How Do You Speak Testing? With Karina Diaz, BASDH, CRDH

Patient Bio: A new patient, female, age 41 appointed to your practice. Upon medical history review, she is currently not taking any medications, only nutritional supplements recommended by her dietician. Her family history revealed her father has cardiovascular disease and sister has Type 2 diabetes. Completing the periodontal assessment identified:

How would you introduce therapy including MyPerioPath® to this patient?
(Patient) we understand that the health of our mouths and the health of our bodies impact one another in many ways. What we know is that there are numerous bacteria in our mouths that are linked to gum disease and other systemic diseases. Unfortunately, what we know now is that not just one form of treatment is enough to eliminate or reduce oral pathogen levels.
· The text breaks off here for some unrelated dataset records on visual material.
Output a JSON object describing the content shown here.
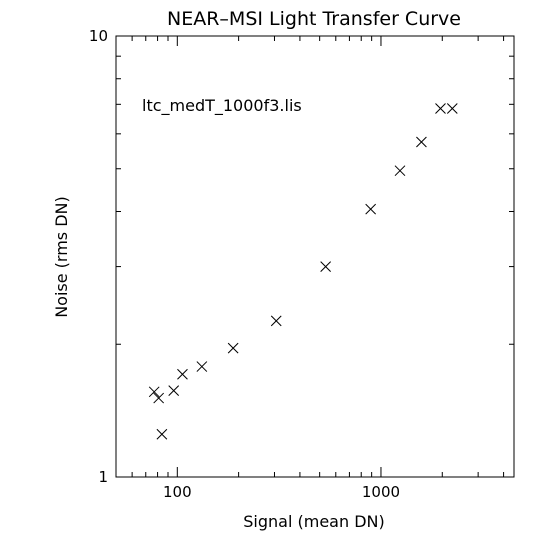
{
  "chart_data": {
    "type": "scatter",
    "title": "NEAR–MSI Light Transfer Curve",
    "xlabel": "Signal (mean DN)",
    "ylabel": "Noise (rms DN)",
    "annotation": "ltc_medT_1000f3.lis",
    "xscale": "log",
    "yscale": "log",
    "xlim": [
      50,
      4500
    ],
    "ylim": [
      1,
      10
    ],
    "x_tick_labels": [
      {
        "value": 100,
        "label": "100"
      },
      {
        "value": 1000,
        "label": "1000"
      }
    ],
    "y_tick_labels": [
      {
        "value": 1,
        "label": "1"
      },
      {
        "value": 10,
        "label": "10"
      }
    ],
    "marker": "x",
    "grid": false,
    "points": [
      {
        "x": 77,
        "y": 1.56
      },
      {
        "x": 81,
        "y": 1.51
      },
      {
        "x": 84,
        "y": 1.25
      },
      {
        "x": 96,
        "y": 1.57
      },
      {
        "x": 106,
        "y": 1.71
      },
      {
        "x": 132,
        "y": 1.78
      },
      {
        "x": 188,
        "y": 1.96
      },
      {
        "x": 306,
        "y": 2.26
      },
      {
        "x": 535,
        "y": 3.0
      },
      {
        "x": 890,
        "y": 4.05
      },
      {
        "x": 1240,
        "y": 4.95
      },
      {
        "x": 1580,
        "y": 5.75
      },
      {
        "x": 1960,
        "y": 6.85
      },
      {
        "x": 2240,
        "y": 6.85
      }
    ]
  }
}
We believe in being as thorough as possible and customizing your care to help you obtain and maintain optimal oral health. So, why don’t we consider salivary testing to delve into this deeper? This will test for bacteria that can be closely linked to cardiovascular disease and diabetes. I have concerns about the symptoms I’m seeing and cardiovascular disease and diabetes being in your family history.

How would you discuss these results with your patient, your treatment plan and the need to retest?
Among the 11 different pathogens we tested for, 8 were found in quantities exceeding 500. The other three pathogens may not be completely absent, but they did not surpass the testing threshold.
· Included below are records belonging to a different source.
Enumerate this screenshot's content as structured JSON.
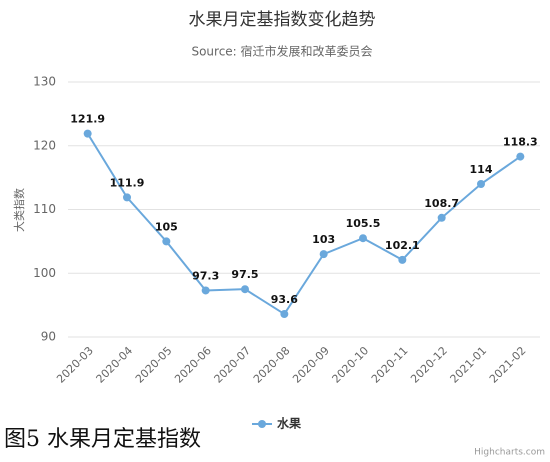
{
  "chart_data": {
    "type": "line",
    "title": "水果月定基指数变化趋势",
    "subtitle": "Source: 宿迁市发展和改革委员会",
    "y_label": "大类指数",
    "categories": [
      "2020-03",
      "2020-04",
      "2020-05",
      "2020-06",
      "2020-07",
      "2020-08",
      "2020-09",
      "2020-10",
      "2020-11",
      "2020-12",
      "2021-01",
      "2021-02"
    ],
    "series": [
      {
        "name": "水果",
        "color": "#6aa8dc",
        "values": [
          121.9,
          111.9,
          105,
          97.3,
          97.5,
          93.6,
          103,
          105.5,
          102.1,
          108.7,
          114,
          118.3
        ]
      }
    ],
    "ylim": [
      90,
      130
    ],
    "yticks": [
      90,
      100,
      110,
      120,
      130
    ],
    "grid": true,
    "legend": "bottom",
    "caption": "图5 水果月定基指数",
    "credits": "Highcharts.com"
  }
}
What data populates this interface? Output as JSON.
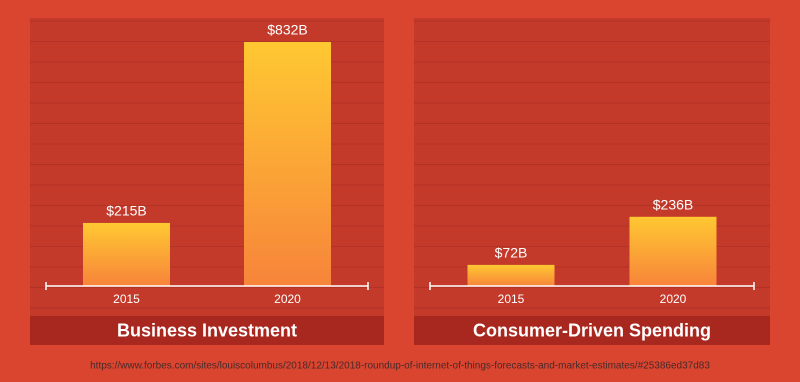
{
  "chart_data": [
    {
      "type": "bar",
      "title": "Business Investment",
      "categories": [
        "2015",
        "2020"
      ],
      "values": [
        215,
        832
      ],
      "value_labels": [
        "$215B",
        "$832B"
      ],
      "gradient": [
        "#ffc832",
        "#f7843a"
      ]
    },
    {
      "type": "bar",
      "title": "Consumer-Driven Spending",
      "categories": [
        "2015",
        "2020"
      ],
      "values": [
        72,
        236
      ],
      "value_labels": [
        "$72B",
        "$236B"
      ],
      "gradient": [
        "#ffc832",
        "#f7843a"
      ]
    }
  ],
  "source": "https://www.forbes.com/sites/louiscolumbus/2018/12/13/2018-roundup-of-internet-of-things-forecasts-and-market-estimates/#25386ed37d83"
}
When it comes to systemic effects and the oral cavity, you have 5 out of the 6 bacteria that relate to heart disease. Your heart is just 12 inches from your mouth. The vessels in your gums lead to the heart, making it an easy way for cholesterol and other lipids to deposit. This can lead to inflammation in the arteries the same way our gums become inflamed. The inflammation in our arteries can lead to a heart attack, and with your family’s history, I would really advise taking every precaution in treating these bacteria that are closely related.

Now relating to your family’s history of diabetes, you present with 4 out of the 5 bacteria that are closely related to damaging the pancreas where insulin is produced. Inflammation is another big factor here and that’s what damages the pancreas. Unfortunately, with diabetes, slow wound healing is a symptom, and this greatly affects the mouth. Luckily, diabetes has not been diagnosed yet – so let’s talk about how to treat your oral infection in order to help reduce the risk of developing diabetes.

Based on what I’ve observed, the best form of treatment to start with is a deep cleaning. This will help us disrupt as much bacteria as possible and remove any irritants, such as tartar, below and above the gum line. During that visit, I also suggest a gentle gum irrigation with an antimicrobial solution, which many patients find soothing. For the bacteria that are tissue invasive and not effectively addressed by a deep cleaning (Pg, Tf, Pm, Pi), laser decontamination is an ideal approach.

After this treatment, I recommend at home ionizing perio trays to continuously combat these bacteria. It’s important to remember that our in-office procedures are just one part of the solution. The question is, how will you manage these pathogens at home to keep them in remission? That’s where these perio trays come in. I’d also like you to use probiotics that are designed for the oral cavity throughout the day.

Now, in regard to your IL-6 being high risk, I’d advise you to consult with your primary care doctor on your vitamin D levels. Given the ‘high risk’ results, I’d like to see vitamin D levels within a range that many doctors typically wouldn’t look for. Considering your lab results, I find this step imperative.

Lastly, once this treatment has been completed, it is crucial to check the effectiveness of the treatment. The best way to determine this is to retest these bacteria levels 6-12 weeks after your treatment.